What accreditation means
The Winter 2002 edition of Consumers’ Health Forum of Australia Inc’s journal The Australian Health Consumer published a number of articles on accreditation. In the Editorial, Mr. Lou McCallum, the then chair of the Consumer’s Health Forum summarised consumer expectations in the following way:
For consumers, accreditation is basically an issue of trust. People who use health services want to have confidence that those services are safe and will provide consistent high quality care. People understand that there are risks associated with using the health system, but they want those risks minimised.1
Health services that participate in accreditation, the policy makers, those that fund health services and accreditation agencies alike support these consumer expectations but define accreditation in more technical terms.
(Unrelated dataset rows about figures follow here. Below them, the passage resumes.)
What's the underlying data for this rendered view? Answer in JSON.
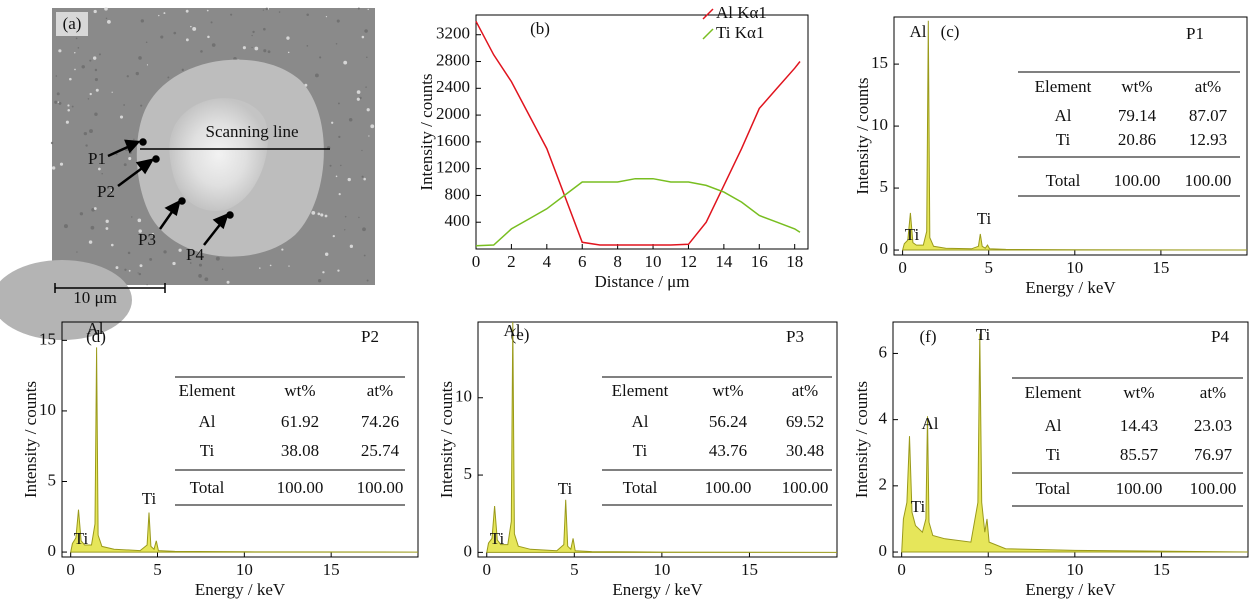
{
  "image_panel": {
    "label": "(a)",
    "points": [
      "P1",
      "P2",
      "P3",
      "P4"
    ],
    "line_label": "Scanning line",
    "scale_bar": "10 μm"
  },
  "chart_data": [
    {
      "type": "line",
      "label": "(b)",
      "x_label": "Distance / μm",
      "y_label": "Intensity / counts",
      "x": [
        0,
        1,
        2,
        3,
        4,
        5,
        6,
        7,
        8,
        9,
        10,
        11,
        12,
        13,
        14,
        15,
        16,
        17,
        18,
        18.3
      ],
      "series": [
        {
          "name": "Al Kα1",
          "color": "#e0141e",
          "values": [
            3400,
            2900,
            2500,
            2000,
            1500,
            800,
            100,
            60,
            60,
            60,
            60,
            60,
            70,
            400,
            950,
            1500,
            2100,
            2400,
            2700,
            2800
          ]
        },
        {
          "name": "Ti Kα1",
          "color": "#78be20",
          "values": [
            50,
            60,
            300,
            450,
            600,
            800,
            1000,
            1000,
            1000,
            1050,
            1050,
            1000,
            1000,
            950,
            850,
            700,
            500,
            400,
            300,
            250
          ]
        }
      ],
      "xlim": [
        0,
        18.3
      ],
      "xticks": [
        0,
        2,
        4,
        6,
        8,
        10,
        12,
        14,
        16,
        18
      ],
      "ylim": [
        0,
        3450
      ],
      "yticks": [
        400,
        800,
        1200,
        1600,
        2000,
        2400,
        2800,
        3200
      ]
    },
    {
      "type": "area",
      "label": "(c)",
      "point": "P1",
      "x_label": "Energy / keV",
      "y_label": "Intensity / counts",
      "color": "#e6e65a",
      "x": [
        0,
        0.1,
        0.3,
        0.45,
        0.6,
        0.8,
        1.2,
        1.4,
        1.49,
        1.58,
        1.8,
        2.5,
        4.0,
        4.4,
        4.51,
        4.62,
        4.8,
        4.93,
        5.05,
        6,
        10,
        20
      ],
      "values": [
        0,
        0.5,
        0.8,
        3.0,
        0.6,
        0.4,
        0.4,
        1.5,
        18.5,
        1.0,
        0.3,
        0.15,
        0.1,
        0.3,
        1.3,
        0.3,
        0.15,
        0.4,
        0.1,
        0.05,
        0.02,
        0
      ],
      "annotations": [
        "Al",
        "Ti",
        "Ti"
      ],
      "xlim": [
        -0.5,
        20
      ],
      "xticks": [
        0,
        5,
        10,
        15
      ],
      "ylim": [
        -0.4,
        18.8
      ],
      "yticks": [
        0,
        5,
        10,
        15
      ],
      "table": {
        "header": [
          "Element",
          "wt%",
          "at%"
        ],
        "rows": [
          [
            "Al",
            "79.14",
            "87.07"
          ],
          [
            "Ti",
            "20.86",
            "12.93"
          ],
          [
            "Total",
            "100.00",
            "100.00"
          ]
        ]
      }
    },
    {
      "type": "area",
      "label": "(d)",
      "point": "P2",
      "x_label": "Energy / keV",
      "y_label": "Intensity / counts",
      "color": "#e6e65a",
      "x": [
        0,
        0.1,
        0.3,
        0.45,
        0.6,
        0.8,
        1.2,
        1.4,
        1.49,
        1.58,
        1.8,
        2.5,
        4.0,
        4.4,
        4.51,
        4.62,
        4.8,
        4.93,
        5.05,
        6,
        10,
        20
      ],
      "values": [
        0,
        0.6,
        1.0,
        3.0,
        0.8,
        0.5,
        0.5,
        2,
        14.5,
        1.2,
        0.4,
        0.2,
        0.1,
        0.5,
        2.8,
        0.4,
        0.2,
        0.8,
        0.1,
        0.05,
        0.02,
        0
      ],
      "annotations": [
        "Al",
        "Ti",
        "Ti"
      ],
      "xlim": [
        -0.5,
        20
      ],
      "xticks": [
        0,
        5,
        10,
        15
      ],
      "ylim": [
        -0.35,
        16.3
      ],
      "yticks": [
        0,
        5,
        10,
        15
      ],
      "table": {
        "header": [
          "Element",
          "wt%",
          "at%"
        ],
        "rows": [
          [
            "Al",
            "61.92",
            "74.26"
          ],
          [
            "Ti",
            "38.08",
            "25.74"
          ],
          [
            "Total",
            "100.00",
            "100.00"
          ]
        ]
      }
    },
    {
      "type": "area",
      "label": "(e)",
      "point": "P3",
      "x_label": "Energy / keV",
      "y_label": "Intensity / counts",
      "color": "#e6e65a",
      "x": [
        0,
        0.1,
        0.3,
        0.45,
        0.6,
        0.8,
        1.2,
        1.4,
        1.49,
        1.58,
        1.8,
        2.5,
        4.0,
        4.4,
        4.51,
        4.62,
        4.8,
        4.93,
        5.05,
        6,
        10,
        20
      ],
      "values": [
        0,
        0.6,
        0.9,
        3.0,
        0.8,
        0.5,
        0.5,
        2,
        14.9,
        1.2,
        0.4,
        0.2,
        0.1,
        0.5,
        3.4,
        0.4,
        0.2,
        0.9,
        0.1,
        0.05,
        0.02,
        0
      ],
      "annotations": [
        "Al",
        "Ti",
        "Ti"
      ],
      "xlim": [
        -0.5,
        20
      ],
      "xticks": [
        0,
        5,
        10,
        15
      ],
      "ylim": [
        -0.3,
        14.9
      ],
      "yticks": [
        0,
        5,
        10
      ],
      "table": {
        "header": [
          "Element",
          "wt%",
          "at%"
        ],
        "rows": [
          [
            "Al",
            "56.24",
            "69.52"
          ],
          [
            "Ti",
            "43.76",
            "30.48"
          ],
          [
            "Total",
            "100.00",
            "100.00"
          ]
        ]
      }
    },
    {
      "type": "area",
      "label": "(f)",
      "point": "P4",
      "x_label": "Energy / keV",
      "y_label": "Intensity / counts",
      "color": "#e6e65a",
      "x": [
        0,
        0.1,
        0.3,
        0.45,
        0.6,
        0.8,
        1.2,
        1.4,
        1.49,
        1.58,
        1.8,
        2.5,
        4.0,
        4.4,
        4.51,
        4.62,
        4.8,
        4.93,
        5.05,
        6,
        10,
        20
      ],
      "values": [
        0,
        1.0,
        1.5,
        3.5,
        1.2,
        0.8,
        0.6,
        1,
        4.1,
        0.9,
        0.5,
        0.4,
        0.3,
        1.5,
        6.6,
        1.5,
        0.6,
        1.0,
        0.3,
        0.1,
        0.05,
        0
      ],
      "annotations": [
        "Ti",
        "Al",
        "Ti"
      ],
      "xlim": [
        -0.5,
        20
      ],
      "xticks": [
        0,
        5,
        10,
        15
      ],
      "ylim": [
        -0.15,
        6.95
      ],
      "yticks": [
        0,
        2,
        4,
        6
      ],
      "table": {
        "header": [
          "Element",
          "wt%",
          "at%"
        ],
        "rows": [
          [
            "Al",
            "14.43",
            "23.03"
          ],
          [
            "Ti",
            "85.57",
            "76.97"
          ],
          [
            "Total",
            "100.00",
            "100.00"
          ]
        ]
      }
    }
  ]
}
In November 2006, the Australian Commission on Safety and Quality in Health Care circulated a discussion paper on standards and accreditation. The paper acknowledged that ‘further work will be needed to reach agreement on definitions for accreditation and related concepts and to communicate this to stakeholders’.
The paper defined the conditions for accreditation:
The two conditions for accreditation are an explicit definition of quality (ie standards) and an independent review process aimed at identifying the level of congruence between practices and quality standards.2
The International Society for Quality in Health Care (ISQua) lists a number of descriptors of accreditation.
Accreditation
• is public recognition of achievement by a healthcare organisation, of requirements of national healthcare standards
• is generally available to public and private sectors
• covers a range of healthcare environments from local community-based care through to tertiary level providers and healthcare systems
• may have specialized healthcare services as a particular focus
• is awarded based on achievement of quality standards and the independent external survey by peers of an organisation’s level of performance in relation to the standards.3
This report provides information to address the expectations of consumers for accreditation – ‘safe and consistent high quality care’.